We assembled an international barley panel comprising 282 entries from 26 countries with various levels of field resistance to leaf rust caused by Puccinia hordei. The panel was screened for leaf rust response with an array of pathotypes at the seedling stage, and at the adult plant stage in multiple environments (2013-2015) in Aus-tralia and Uruguay, and genotyped using > 13 K polymor-phic DArT-Seq markers. Multipathotype testing in the greenhouse postulated the presence of seedling resistance genes Rph1, Rph2, Rph3, Rph4, Rph7, Rph9.am, Rph12, Rph14, Rph15, Rph19, and Rph25. Genome-wide association studies (GWAS) based on field data identified 13 QTLs significantly associated with DArT-Seq markers on chromosomes 2H (Rph_G_Q1, Rph_G_Q2, Rph_G_Q3, and Rph_G_Q4), 4H (Rph_G_Q5), 5H (Rph_G_Q6, Rph_G_Q7, Rph_G_Q8), 6H (Rph_G_Q9 and Rph_G_Q10), and 7H (Rph_G_Q11, Rph_G_Q12, and Rph_G_Q13).
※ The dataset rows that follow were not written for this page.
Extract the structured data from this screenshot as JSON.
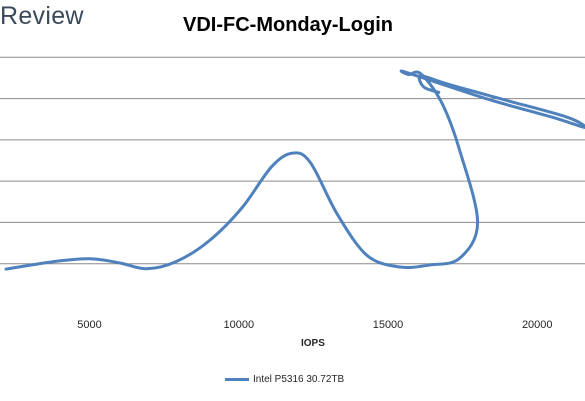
{
  "brand": {
    "text": "Review"
  },
  "chart_data": {
    "type": "line",
    "title": "VDI-FC-Monday-Login",
    "xlabel": "IOPS",
    "ylabel": "",
    "xlim": [
      2000,
      21600
    ],
    "ylim": [
      0,
      7
    ],
    "x_ticks": [
      5000,
      10000,
      15000,
      20000
    ],
    "y_gridlines": [
      1,
      2,
      3,
      4,
      5,
      6
    ],
    "grid": true,
    "legend_position": "bottom",
    "series_color": "#4f81bd",
    "series": [
      {
        "name": "Intel P5316 30.72TB",
        "points": [
          [
            2200,
            0.87
          ],
          [
            3800,
            1.05
          ],
          [
            5000,
            1.12
          ],
          [
            6000,
            1.02
          ],
          [
            6900,
            0.88
          ],
          [
            7900,
            1.05
          ],
          [
            9000,
            1.55
          ],
          [
            10100,
            2.35
          ],
          [
            11100,
            3.35
          ],
          [
            11800,
            3.68
          ],
          [
            12400,
            3.45
          ],
          [
            13300,
            2.2
          ],
          [
            14300,
            1.2
          ],
          [
            15400,
            0.92
          ],
          [
            16400,
            0.97
          ],
          [
            17400,
            1.13
          ],
          [
            18000,
            2.0
          ],
          [
            17400,
            3.75
          ],
          [
            16800,
            4.9
          ],
          [
            16100,
            5.6
          ],
          [
            15700,
            5.58
          ],
          [
            15500,
            5.66
          ],
          [
            16800,
            5.35
          ],
          [
            18500,
            4.95
          ],
          [
            20500,
            4.55
          ],
          [
            21600,
            4.3
          ],
          [
            21000,
            4.55
          ],
          [
            19000,
            4.95
          ],
          [
            17000,
            5.35
          ],
          [
            16100,
            5.55
          ],
          [
            16200,
            5.28
          ],
          [
            16700,
            5.15
          ]
        ]
      }
    ]
  }
}
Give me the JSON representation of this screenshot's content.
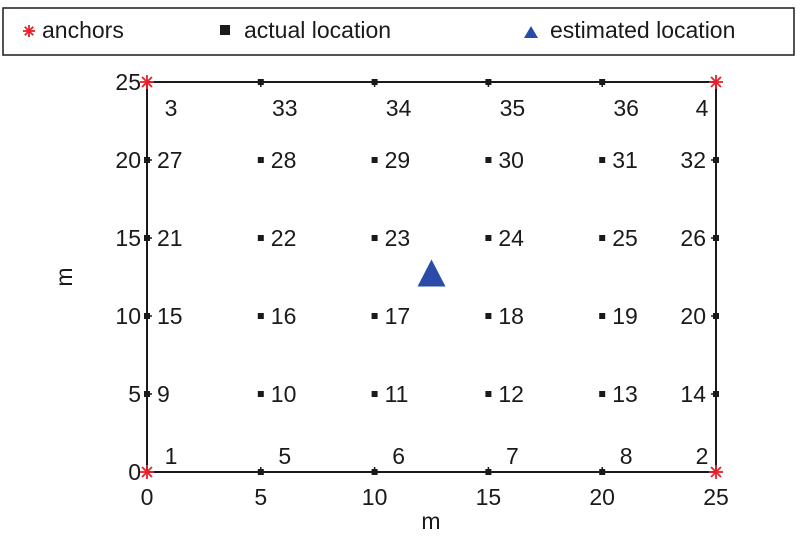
{
  "chart_data": {
    "type": "scatter",
    "title": "",
    "xlabel": "m",
    "ylabel": "m",
    "xlim": [
      0,
      25
    ],
    "ylim": [
      0,
      25
    ],
    "xticks": [
      0,
      5,
      10,
      15,
      20,
      25
    ],
    "yticks": [
      0,
      5,
      10,
      15,
      20,
      25
    ],
    "grid": false,
    "legend_position": "top",
    "legend": [
      {
        "label": "anchors",
        "marker": "asterisk",
        "color": "#e8202a"
      },
      {
        "label": "actual location",
        "marker": "square",
        "color": "#1a1a1a"
      },
      {
        "label": "estimated location",
        "marker": "triangle",
        "color": "#2a4ba8"
      }
    ],
    "series": [
      {
        "name": "anchors",
        "points": [
          {
            "id": "1",
            "x": 0,
            "y": 0
          },
          {
            "id": "2",
            "x": 25,
            "y": 0
          },
          {
            "id": "3",
            "x": 0,
            "y": 25
          },
          {
            "id": "4",
            "x": 25,
            "y": 25
          }
        ]
      },
      {
        "name": "actual location",
        "points": [
          {
            "id": "5",
            "x": 5,
            "y": 0
          },
          {
            "id": "6",
            "x": 10,
            "y": 0
          },
          {
            "id": "7",
            "x": 15,
            "y": 0
          },
          {
            "id": "8",
            "x": 20,
            "y": 0
          },
          {
            "id": "9",
            "x": 0,
            "y": 5
          },
          {
            "id": "10",
            "x": 5,
            "y": 5
          },
          {
            "id": "11",
            "x": 10,
            "y": 5
          },
          {
            "id": "12",
            "x": 15,
            "y": 5
          },
          {
            "id": "13",
            "x": 20,
            "y": 5
          },
          {
            "id": "14",
            "x": 25,
            "y": 5
          },
          {
            "id": "15",
            "x": 0,
            "y": 10
          },
          {
            "id": "16",
            "x": 5,
            "y": 10
          },
          {
            "id": "17",
            "x": 10,
            "y": 10
          },
          {
            "id": "18",
            "x": 15,
            "y": 10
          },
          {
            "id": "19",
            "x": 20,
            "y": 10
          },
          {
            "id": "20",
            "x": 25,
            "y": 10
          },
          {
            "id": "21",
            "x": 0,
            "y": 15
          },
          {
            "id": "22",
            "x": 5,
            "y": 15
          },
          {
            "id": "23",
            "x": 10,
            "y": 15
          },
          {
            "id": "24",
            "x": 15,
            "y": 15
          },
          {
            "id": "25",
            "x": 20,
            "y": 15
          },
          {
            "id": "26",
            "x": 25,
            "y": 15
          },
          {
            "id": "27",
            "x": 0,
            "y": 20
          },
          {
            "id": "28",
            "x": 5,
            "y": 20
          },
          {
            "id": "29",
            "x": 10,
            "y": 20
          },
          {
            "id": "30",
            "x": 15,
            "y": 20
          },
          {
            "id": "31",
            "x": 20,
            "y": 20
          },
          {
            "id": "32",
            "x": 25,
            "y": 20
          },
          {
            "id": "33",
            "x": 5,
            "y": 25
          },
          {
            "id": "34",
            "x": 10,
            "y": 25
          },
          {
            "id": "35",
            "x": 15,
            "y": 25
          },
          {
            "id": "36",
            "x": 20,
            "y": 25
          }
        ]
      },
      {
        "name": "estimated location",
        "points": [
          {
            "x": 12.5,
            "y": 12.6
          }
        ]
      }
    ]
  }
}
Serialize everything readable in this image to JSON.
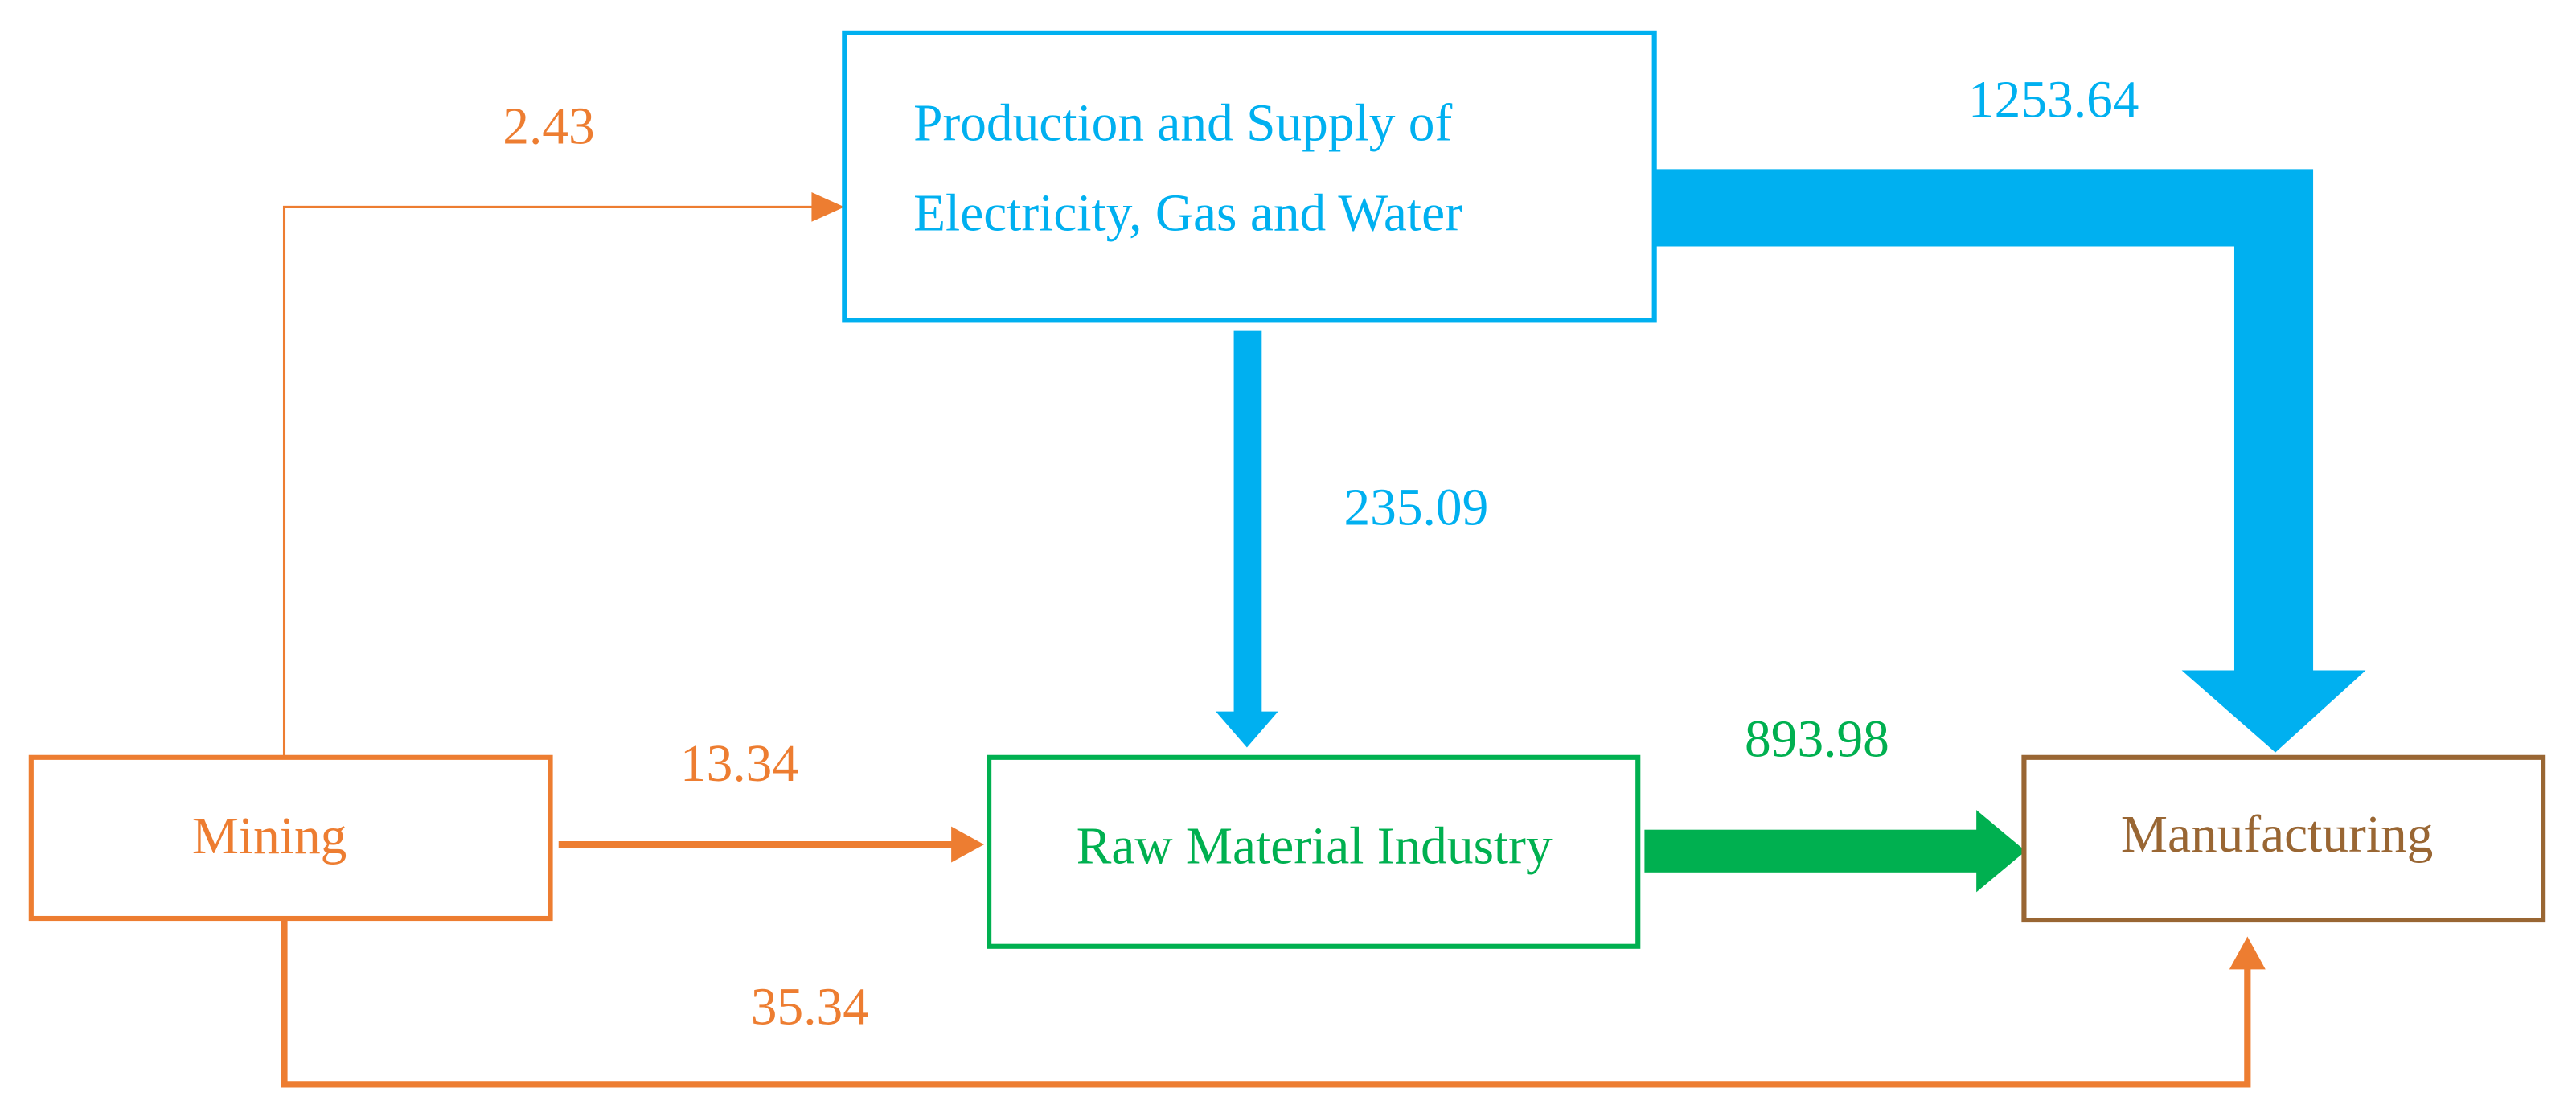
{
  "nodes": [
    {
      "lines": [
        "Production and Supply of",
        "Electricity, Gas and Water"
      ]
    },
    {
      "label": "Mining"
    },
    {
      "label": "Raw Material Industry"
    },
    {
      "label": "Manufacturing"
    }
  ],
  "edges": [
    {
      "label": "2.43"
    },
    {
      "label": "1253.64"
    },
    {
      "label": "235.09"
    },
    {
      "label": "13.34"
    },
    {
      "label": "893.98"
    },
    {
      "label": "35.34"
    }
  ]
}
Three QTLs (Rph_G_Q3, Rph_G_Q5, and Rph_G_Q6) were detected under all environments, whereas the other ten were variable, being detected in 1-4 environments; Rph_G_Q1 and Rph_G_Q13 being detected only in Uruguay. Among the three QTLs detected under all environments, Rph_G_Q6 on chromosome 5H had the largest effect and corresponded to a region where the cataloged APR gene Rph20 is located. Rph_G_Q3 and Rph_G_Q5 detected on chromosome 2H and 4H aligned with QTLs reported in at least three previous studies. The studies provide useful information towards better understanding of the genetic architecture of seedling and adult plant resistance to leaf rust in diverse global barley germplasm.